Des hommes politiques ayant passé deux ans à jouer avec le pouvoir, occupés à défendre leurs intérêts personnels et installer des réseaux à leur solde, qui se retrouvent aujourd’hui dépossédés de ce qu’ils avaient pris pour leur jouet. Qui essayent de se refaire une santé. Abandonnés par leurs partis qui les désavouent maintenant qu’ils ont tout perdu. Abandonneurs abandonnés ayant transformé un projet collectif certes bancal mais qui aurait pu déboucher sur du positif, auteurs de la catastrophe premier-misnistre-délégué des ambassades et des pires anti nationaux du milieu des affaires.

Des diplomates en pro-consuls, chefs de troupe, officiers d’intelligence… Il ne leur manque plus que les uniformes d’amiral en chef, de chef de bataillon, d’aide-de-camp, de petit caporal.

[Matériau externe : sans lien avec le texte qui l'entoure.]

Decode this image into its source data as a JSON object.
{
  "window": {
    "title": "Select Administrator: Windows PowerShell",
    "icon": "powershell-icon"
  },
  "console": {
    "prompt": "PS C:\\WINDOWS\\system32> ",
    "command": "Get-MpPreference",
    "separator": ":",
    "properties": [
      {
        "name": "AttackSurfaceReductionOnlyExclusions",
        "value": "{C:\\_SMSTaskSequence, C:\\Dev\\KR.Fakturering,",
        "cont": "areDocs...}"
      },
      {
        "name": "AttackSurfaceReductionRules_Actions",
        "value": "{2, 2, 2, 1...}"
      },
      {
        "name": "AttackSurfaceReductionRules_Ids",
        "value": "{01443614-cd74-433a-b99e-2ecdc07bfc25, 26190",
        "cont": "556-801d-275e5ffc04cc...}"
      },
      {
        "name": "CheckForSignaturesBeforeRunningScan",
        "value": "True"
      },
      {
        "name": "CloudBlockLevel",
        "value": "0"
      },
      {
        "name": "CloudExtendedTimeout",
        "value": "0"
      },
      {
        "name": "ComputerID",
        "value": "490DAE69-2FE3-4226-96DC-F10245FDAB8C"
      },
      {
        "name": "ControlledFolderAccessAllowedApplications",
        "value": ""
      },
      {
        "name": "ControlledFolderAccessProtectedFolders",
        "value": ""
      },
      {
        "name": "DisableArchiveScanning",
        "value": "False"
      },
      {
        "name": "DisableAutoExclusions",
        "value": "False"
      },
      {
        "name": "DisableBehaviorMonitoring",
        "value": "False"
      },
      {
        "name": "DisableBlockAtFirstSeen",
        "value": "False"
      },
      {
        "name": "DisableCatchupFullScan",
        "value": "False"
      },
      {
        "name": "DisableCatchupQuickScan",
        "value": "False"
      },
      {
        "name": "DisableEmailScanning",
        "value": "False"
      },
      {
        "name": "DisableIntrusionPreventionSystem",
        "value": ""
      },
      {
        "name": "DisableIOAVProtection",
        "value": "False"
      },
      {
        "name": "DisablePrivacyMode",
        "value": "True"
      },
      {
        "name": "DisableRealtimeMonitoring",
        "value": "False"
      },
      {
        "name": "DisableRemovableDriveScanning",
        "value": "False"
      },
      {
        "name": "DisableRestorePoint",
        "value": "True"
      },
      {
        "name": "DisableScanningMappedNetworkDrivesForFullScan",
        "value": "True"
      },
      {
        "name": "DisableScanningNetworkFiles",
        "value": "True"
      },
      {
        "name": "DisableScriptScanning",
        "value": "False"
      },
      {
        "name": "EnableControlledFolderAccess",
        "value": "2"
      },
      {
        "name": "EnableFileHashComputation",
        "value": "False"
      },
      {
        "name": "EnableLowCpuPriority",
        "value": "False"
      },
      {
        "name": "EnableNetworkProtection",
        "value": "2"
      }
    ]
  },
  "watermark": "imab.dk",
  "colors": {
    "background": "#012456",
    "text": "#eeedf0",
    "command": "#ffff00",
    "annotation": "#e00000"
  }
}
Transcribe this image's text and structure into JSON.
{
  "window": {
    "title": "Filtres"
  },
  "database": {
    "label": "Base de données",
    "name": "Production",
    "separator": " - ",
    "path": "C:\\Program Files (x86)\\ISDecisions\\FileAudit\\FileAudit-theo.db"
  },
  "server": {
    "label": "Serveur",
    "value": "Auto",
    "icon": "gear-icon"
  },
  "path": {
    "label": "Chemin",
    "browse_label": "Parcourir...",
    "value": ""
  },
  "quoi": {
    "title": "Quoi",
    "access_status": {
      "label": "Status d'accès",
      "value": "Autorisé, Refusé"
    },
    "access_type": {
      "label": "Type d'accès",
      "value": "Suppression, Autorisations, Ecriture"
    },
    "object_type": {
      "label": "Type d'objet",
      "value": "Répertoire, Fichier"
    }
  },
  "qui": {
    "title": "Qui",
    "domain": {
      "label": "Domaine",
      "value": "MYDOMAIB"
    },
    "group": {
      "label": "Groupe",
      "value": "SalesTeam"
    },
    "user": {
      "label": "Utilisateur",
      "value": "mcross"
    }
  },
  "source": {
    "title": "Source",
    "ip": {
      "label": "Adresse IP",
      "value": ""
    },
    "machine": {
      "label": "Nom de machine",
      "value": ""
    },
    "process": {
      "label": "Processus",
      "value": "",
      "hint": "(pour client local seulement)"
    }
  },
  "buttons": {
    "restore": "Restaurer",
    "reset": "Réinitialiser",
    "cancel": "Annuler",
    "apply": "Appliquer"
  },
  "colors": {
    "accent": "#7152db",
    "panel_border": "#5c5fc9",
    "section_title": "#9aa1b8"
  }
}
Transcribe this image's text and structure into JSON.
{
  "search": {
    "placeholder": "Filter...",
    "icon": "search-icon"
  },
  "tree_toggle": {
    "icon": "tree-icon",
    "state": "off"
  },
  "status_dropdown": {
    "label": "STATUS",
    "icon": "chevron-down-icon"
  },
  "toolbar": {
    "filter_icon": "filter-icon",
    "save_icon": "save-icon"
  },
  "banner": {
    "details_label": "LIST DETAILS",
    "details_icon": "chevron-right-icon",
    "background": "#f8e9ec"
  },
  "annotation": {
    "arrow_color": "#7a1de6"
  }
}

Ils ont pris la place des historiens, des intellectuels haïtiens, des enseignants. Il ne reste plus qu’à fermer la Faculté des Sciences humaines, l’Ecole normale, brûler Price-Mars et Louis-Joseph Janvier, Roumain et Benoit Joachim.

Les fonctionnaires trumpistes ont tout compris et font la leçon avec les discours et les armes qui conviennent aux enfants de Dessalines, nègres incultes et barbares comme l’était leur ancêtre.

Des affairistes qui poussent un grand ouf de soulagement. « On va pouvoir faire des affaires ». Tout vendre de ce qui n’a pas encore été vendu. Sans comptes à rendre. « A nous l’État, le commerce ». S’enrichir ici et en jouir ailleurs…

Des mercenaires dont la mission n’est pas claire. Tuer sans doute. Mais qui ? Des bandits sans doute. Mais aussi ceux qui sont autour. Tuer certainement, mais pas que. Et pour quel montant ? Bénéficiant de quels contrats ? A quelle dette ou dépendance engage-t-on le pays ?

Des thuriféraires qui reprennent du service. Tel pasteur qui applaudit dès que les blancs débarquent. Tel dirigeant d’organisme de défense des droits humains qui voit des vendeurs de drogue partout, dès qu’on n’est pas d’accord avec les exigences des Etats-Unis, et ne parle jamais des victimes collatérales des actions aveugles menées dans les quartiers populaires. Tel chroniqueur de pacotille qui n’a jamais rencontré un homme aussi doué de qualité que le poulain des ambassades…

Quel triste défilé n’ayant rien à voir avec la fête populaire, subversive, en contre pouvoir, des romans de Roa Bastos, Carpentier, Asturias, Amado, Garcia Marquez… Mais qu’est-ce que les faiseurs de pouvoir et de malheur qui défilent devant nous, bousculent la circulation dans leurs véhicules blindés, se pavanent dans leurs beaux costumes et leurs uniformes, et se gavent de per diem, de frais, de contrats occultes ont à voir avec l’hypothèse des fêtes populaires.

Pourtant les enfants savent que « lamayòt » n’est pas la vérité et finissent toujours par se faire entendre en criant : Madigra m pa pè w ».